MGLA
Il momento tanto atteso è finalmente arrivato: fanno tappa a Roma i blackster polacchi MGLA. Probabilmente la band black metal più importante del momento a livello mondiale, rappresenta la scena attualmente più florida – quella polacca, appunto – che ha surclassato la vecchia scuola norvegese (sempre attiva, ma più in ombra rispetto al passato). Non a caso ad attenderli c’è un locale stracolmo di gente, davvero tanta considerato che parliamo di un concerto di musica estrema. Il paradosso, in realtà, ampliando il focus, è che ciò che un tempo era di nicchia – come il death, il brutal, il black – adesso attira più gente dei generi cosiddetti classici, come l’heavy, il power, il thrash. Curioso. Ad aprire il live gli Odium Humani Generis, che a causa di orari sempre più simil-lombardi e di ingorghi invece tipicamente capitolini, il sottoscritto non è riuscito ad ascoltare. Per fortuna arrivo in tempo per assistere all’esibizione degli In Twilight’s Embrace, death-blackster connazionali dei MGLA. Confesso una certa curiosità al riguardo, poiché un mio amico polacco me ne aveva parlato molto bene. In effetti la band che fa da spalla a M. e Darkside si distingue per una performance solida, onesta e ispirata. Certamente non indimenticabile, ma introduce degnamente quelli che saranno i suoni glaciali dei protagonisti della serata. Varrà la pena approfondirli anche in studio. Con cinque minuti d’anticipo e senza alcuna particolare introduzione, senza fanfare né entrate sceniche, alle 22:10 i MGLA salgono sul palco e iniziano ad asfaltare il pubblico con “Age Of Excuse II”. Con un coraggio notevole – sfidano l’afa romana suonando per l’intero live con felpa, chiodo e passamontagna – e una calma innaturale, inondano Largo Venue di melodie apocalittiche e ritmiche marziali. Già, Largo Venue - mi soffermo un attimo sulla location: che suono! Non è una novità d’altronde.

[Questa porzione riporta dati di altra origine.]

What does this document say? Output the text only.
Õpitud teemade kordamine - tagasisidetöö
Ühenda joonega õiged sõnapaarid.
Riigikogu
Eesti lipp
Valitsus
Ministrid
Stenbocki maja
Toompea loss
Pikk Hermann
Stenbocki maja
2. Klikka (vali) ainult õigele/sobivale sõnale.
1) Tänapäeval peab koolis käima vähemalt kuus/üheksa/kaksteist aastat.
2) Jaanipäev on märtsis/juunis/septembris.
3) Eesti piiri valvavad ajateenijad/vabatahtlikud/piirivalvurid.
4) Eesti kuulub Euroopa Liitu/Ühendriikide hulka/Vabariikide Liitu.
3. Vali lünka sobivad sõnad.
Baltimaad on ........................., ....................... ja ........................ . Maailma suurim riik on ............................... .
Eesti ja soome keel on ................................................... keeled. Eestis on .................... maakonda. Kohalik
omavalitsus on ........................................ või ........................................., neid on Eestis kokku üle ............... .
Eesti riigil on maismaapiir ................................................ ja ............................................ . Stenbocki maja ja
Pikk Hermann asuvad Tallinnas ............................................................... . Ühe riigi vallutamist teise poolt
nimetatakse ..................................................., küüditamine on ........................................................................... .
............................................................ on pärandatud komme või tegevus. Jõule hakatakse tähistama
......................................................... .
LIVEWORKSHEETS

Volumi adeguati al genere – alti come la fiamma nera del black – e nitidi come l’esecuzione dei brani da parte dei musicisti polacchi. Tutto a regola d’arte, insomma.
A proposito dell’attitudine dei MGLA, invece: alcuni si lamentano del fatto che siano eccessivamente freddi e nient’affatto partecipi. Vero, verissimo. Ma è palesemente una scelta estetica, e forse anche ideologica. Niente fronzoli, niente chiacchiere, niente forma – solo sostanza. Una granitica, violenta e nichilistica sostanza: questo è la loro filosofia. Ad assistere a un concerto dei MGLA (la pronuncia è mgwa e significa “nebbia”, ndr) si ha l’impressione di fare da spettatori all’avanzata di una colonna di carri armati in campo nemico. Un’avanzata a cannoni spianati, ovviamente. Non sono atmosferici e mistici come gli Emperor o i Satyricon, e nemmeno funerei e malsani come i Mayhem o i Marduk. I MGLA sono, piuttosto, spietati e cinici come una blitzkrieg (=guerra lampo, ndr). Come spesso accade la parte finale del concerto è la più bella, la più impressionante – “demoliscono tutto”. L’unica pecca, almeno per il sottoscritto, è l’esecuzione un po’ troppo monocorde del brano finale, “Age Of Excuse VI”, forse il mio preferito, che dal vivo non riproduce il crescendo apocalittico che c’è sull’album. Ma nessuno è perfetto, quindi ce lo facciamo andar bene. Attendiamo con ansia il nuovo album e, magari, una nuova calata in terra romana. I MGLA sono una certezza e ci auguriamo che abbiano lunga vita. Ovviamente adornata con la morte. (cit.) “And here it is, grown from within, An invincible stronghold, adorned with death” (Exercises in futility V, MGLA).